ER "CACCIADENTI AUFFA" DEL FATEBENEFRATELLI ALL'ISOLA TIBERINA

Tra il 1868 ed il 1903 prestò servizio presso l'ospedale Fatebenefratelli all'Isola Tiberina, fondato dal Padre Priore Pietro Soriano nel 1584, un dentista veramente speciale: Fra' Giovanni Battista Orsenigo.

Giunto a Roma da Pusiano, una cittadina tra Como e Lecco, per offrire la sua professionalità in modo del tutto gratuito, spendendo le sue energie per curare i poveri di Roma che non potevano pagare, in circa 35 anni di attività praticò una quantità inverosimile di estrazioni: ben 2.000.744! Ma quello che più stupisce di questo personaggio, è che era talmente bravo, da non utilizzare nessuno strumento dentistico tradizionale. Si serviva esclusivamente delle sue fortissime mani che allenava ogni giorno con molle di acciaio e palline di cera, che stringeva continuamente in pugno per rafforzare i muscoli delle dita e dei polsi, proprio come fanno i pugili.

Faceva accomodare il suo paziente nella sala di attesa, non nello studio, per non fargli capire che era già "sotto i ferri", ottenendo in questo modo la sua tranquillità, e, con la scusa di esaminare il problema, gli faceva aprire la bocca e con un colpo secco gli estraeva il dente.
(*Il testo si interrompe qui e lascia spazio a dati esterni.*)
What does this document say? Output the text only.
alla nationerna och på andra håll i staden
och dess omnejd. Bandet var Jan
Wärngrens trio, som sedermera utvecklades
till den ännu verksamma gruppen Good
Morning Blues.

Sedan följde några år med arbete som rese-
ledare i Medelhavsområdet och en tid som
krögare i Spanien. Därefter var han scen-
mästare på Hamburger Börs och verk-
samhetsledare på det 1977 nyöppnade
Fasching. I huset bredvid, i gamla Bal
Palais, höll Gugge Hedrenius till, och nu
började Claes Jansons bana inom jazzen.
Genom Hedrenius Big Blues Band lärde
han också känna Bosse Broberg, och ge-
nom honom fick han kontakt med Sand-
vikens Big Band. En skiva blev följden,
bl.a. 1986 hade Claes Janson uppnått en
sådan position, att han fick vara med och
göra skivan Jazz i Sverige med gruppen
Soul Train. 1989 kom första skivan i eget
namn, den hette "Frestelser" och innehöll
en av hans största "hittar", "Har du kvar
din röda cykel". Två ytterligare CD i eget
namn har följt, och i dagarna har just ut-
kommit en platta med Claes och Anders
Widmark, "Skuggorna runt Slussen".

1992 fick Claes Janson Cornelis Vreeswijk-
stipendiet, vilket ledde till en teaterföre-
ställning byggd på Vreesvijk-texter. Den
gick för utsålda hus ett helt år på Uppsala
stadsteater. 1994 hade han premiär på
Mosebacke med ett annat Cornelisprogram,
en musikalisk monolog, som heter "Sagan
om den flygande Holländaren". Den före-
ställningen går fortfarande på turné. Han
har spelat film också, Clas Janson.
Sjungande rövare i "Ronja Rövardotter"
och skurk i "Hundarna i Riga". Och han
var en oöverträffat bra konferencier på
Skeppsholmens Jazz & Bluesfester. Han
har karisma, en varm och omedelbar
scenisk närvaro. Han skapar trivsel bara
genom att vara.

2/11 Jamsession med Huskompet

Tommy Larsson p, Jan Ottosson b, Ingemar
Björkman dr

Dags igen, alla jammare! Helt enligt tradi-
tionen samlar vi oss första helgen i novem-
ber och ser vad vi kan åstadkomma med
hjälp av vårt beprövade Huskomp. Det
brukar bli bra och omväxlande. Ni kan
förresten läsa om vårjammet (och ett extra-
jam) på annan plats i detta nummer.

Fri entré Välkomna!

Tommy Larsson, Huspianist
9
Il suo servizio era gratuito e rivolto ai poveri, ciò non toglie che mandibole famose si affidarono alle forti mani del frate della Brianza. Giosuè Carducci, Menotti Garibaldi, Quintino Sella, persino la Regina Margherita andarono a curarsi i denti da Orsenigo!
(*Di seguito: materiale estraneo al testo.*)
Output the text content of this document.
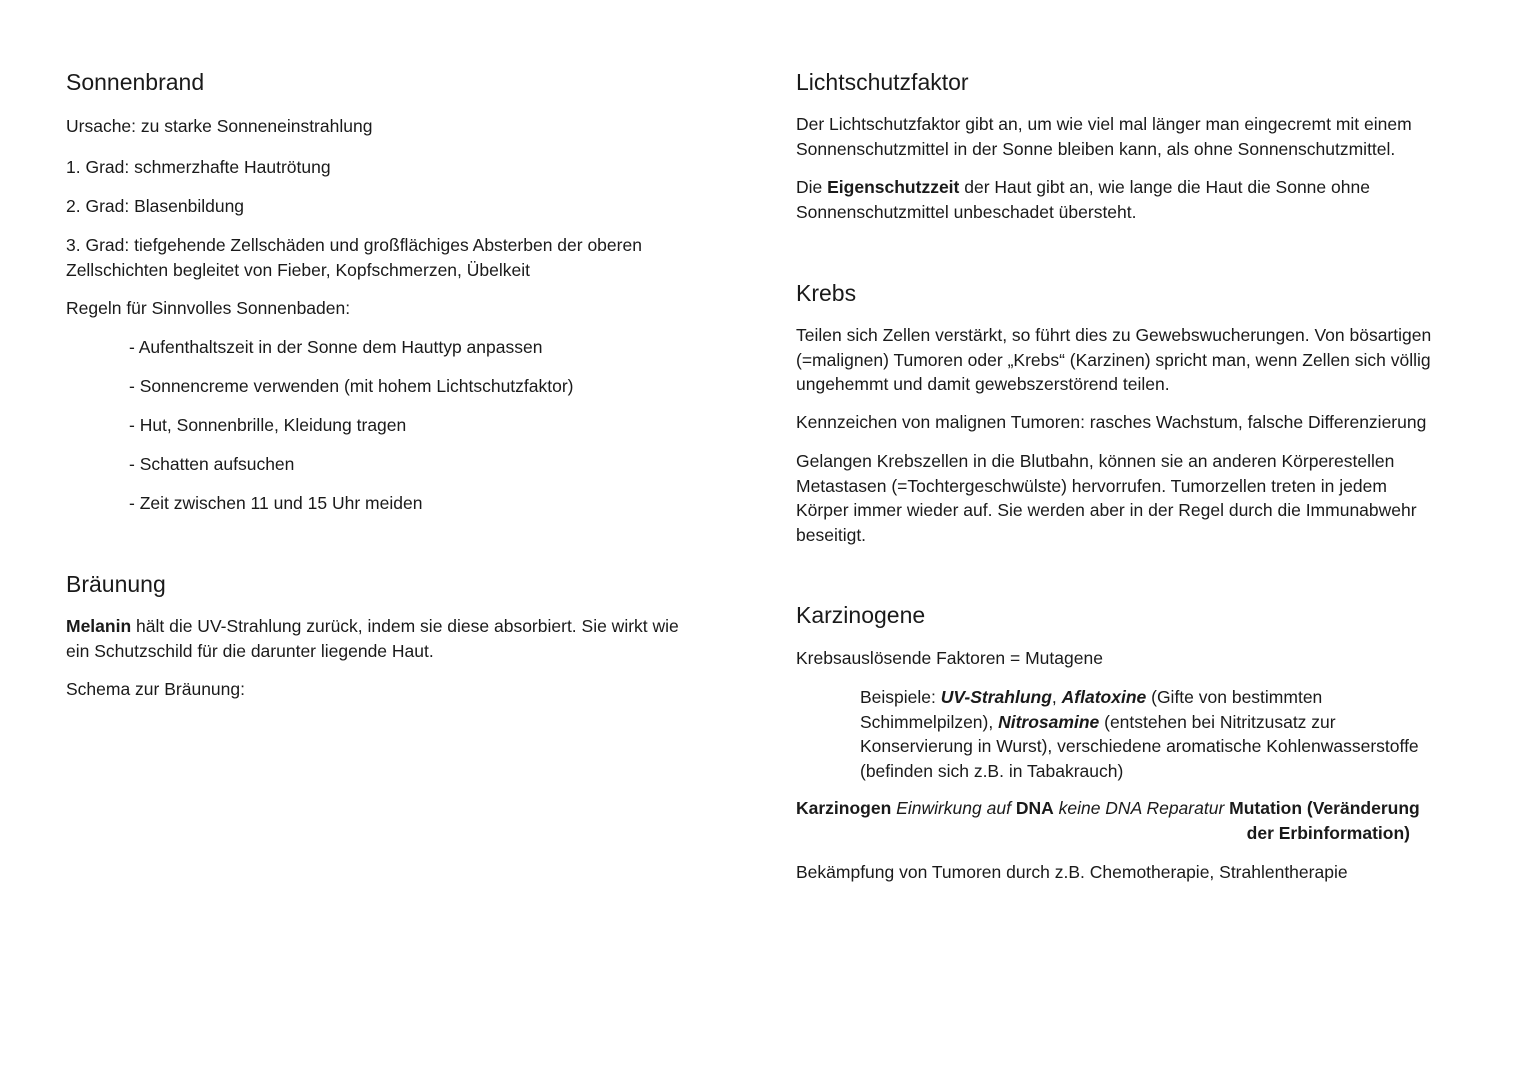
Sonnenbrand
Ursache: zu starke Sonneneinstrahlung
1. Grad: schmerzhafte Hautrötung
2. Grad: Blasenbildung
3. Grad: tiefgehende Zellschäden und großflächiges Absterben der oberen
Zellschichten begleitet von Fieber, Kopfschmerzen, Übelkeit
Regeln für Sinnvolles Sonnenbaden:
- Aufenthaltszeit in der Sonne dem Hauttyp anpassen
- Sonnencreme verwenden (mit hohem Lichtschutzfaktor)
- Hut, Sonnenbrille, Kleidung tragen
- Schatten aufsuchen
- Zeit zwischen 11 und 15 Uhr meiden
Bräunung
Melanin hält die UV-Strahlung zurück, indem sie diese absorbiert. Sie wirkt wie
ein Schutzschild für die darunter liegende Haut.
Schema zur Bräunung:
Lichtschutzfaktor
Der Lichtschutzfaktor gibt an, um wie viel mal länger man eingecremt mit einem
Sonnenschutzmittel in der Sonne bleiben kann, als ohne Sonnenschutzmittel.
Die Eigenschutzzeit der Haut gibt an, wie lange die Haut die Sonne ohne
Sonnenschutzmittel unbeschadet übersteht.
Krebs
Teilen sich Zellen verstärkt, so führt dies zu Gewebswucherungen. Von bösartigen
(=malignen) Tumoren oder „Krebs“ (Karzinen) spricht man, wenn Zellen sich völlig
ungehemmt und damit gewebszerstörend teilen.
Kennzeichen von malignen Tumoren: rasches Wachstum, falsche Differenzierung
Gelangen Krebszellen in die Blutbahn, können sie an anderen Körperestellen
Metastasen (=Tochtergeschwülste) hervorrufen. Tumorzellen treten in jedem
Körper immer wieder auf. Sie werden aber in der Regel durch die Immunabwehr
beseitigt.
Karzinogene
Krebsauslösende Faktoren = Mutagene
Beispiele: UV-Strahlung, Aflatoxine (Gifte von bestimmten
Schimmelpilzen), Nitrosamine (entstehen bei Nitritzusatz zur
Konservierung in Wurst), verschiedene aromatische Kohlenwasserstoffe
(befinden sich z.B. in Tabakrauch)
Karzinogen Einwirkung auf DNA keine DNA Reparatur Mutation (Veränderung
der Erbinformation)
Bekämpfung von Tumoren durch z.B. Chemotherapie, Strahlentherapie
Tale era la fila, giorno e notte, dei suoi pazienti, che addirittura all'esterno dell'ospedale era stata costruita una tettoia, per permettere di fare la fila anche sotto la pioggia o il sole cocente!

Dopo il 1903 fu trasferito a Nettuno, dove morì nel 1904. Una volta smobilitato il suo studio, si vide che i denti che egli aveva estratto in tutti quegli anni erano stati conservati, e si trovavano in alcune casse di legno, da lui custodite nel retro. Erano così numerosi che furono utilizzati, mescolati al cemento, per fare i marciapiedi all'interno dell'ospedale!

Alcuni suoi appunti autobiografici furono raccolti e pubblicati postumi da un suo confratello, Frate Giuseppe Magliozzi, con una biografia dal titolo "Er cacciadenti auffa de 'na vòrta".

A proposito, sapete perché per dire gratis (con una vaga accezione dispregiativa: a scrocco) si dice in tutta Italia "aufa" o "auffa"? Durante la costruzione della basilica di San Pietro, tutti i carri che entravano a Roma portando i materiali destinati all'enorme cantiere, erano esentati dal pagamento del dazio della Dogana di Terra dello Stato Pontificio (ovviamente, la Chiesa non poteva tassare sé stessa!). Tali carri recavano sulla fiancata la sigla A.U.FA. che stava per "ad usum fabricae", e ciò li esentava dalle imposte! Leggendola di continuo, AUFA, l'espressione è divenuta di uso comune fino ai nostri giorni.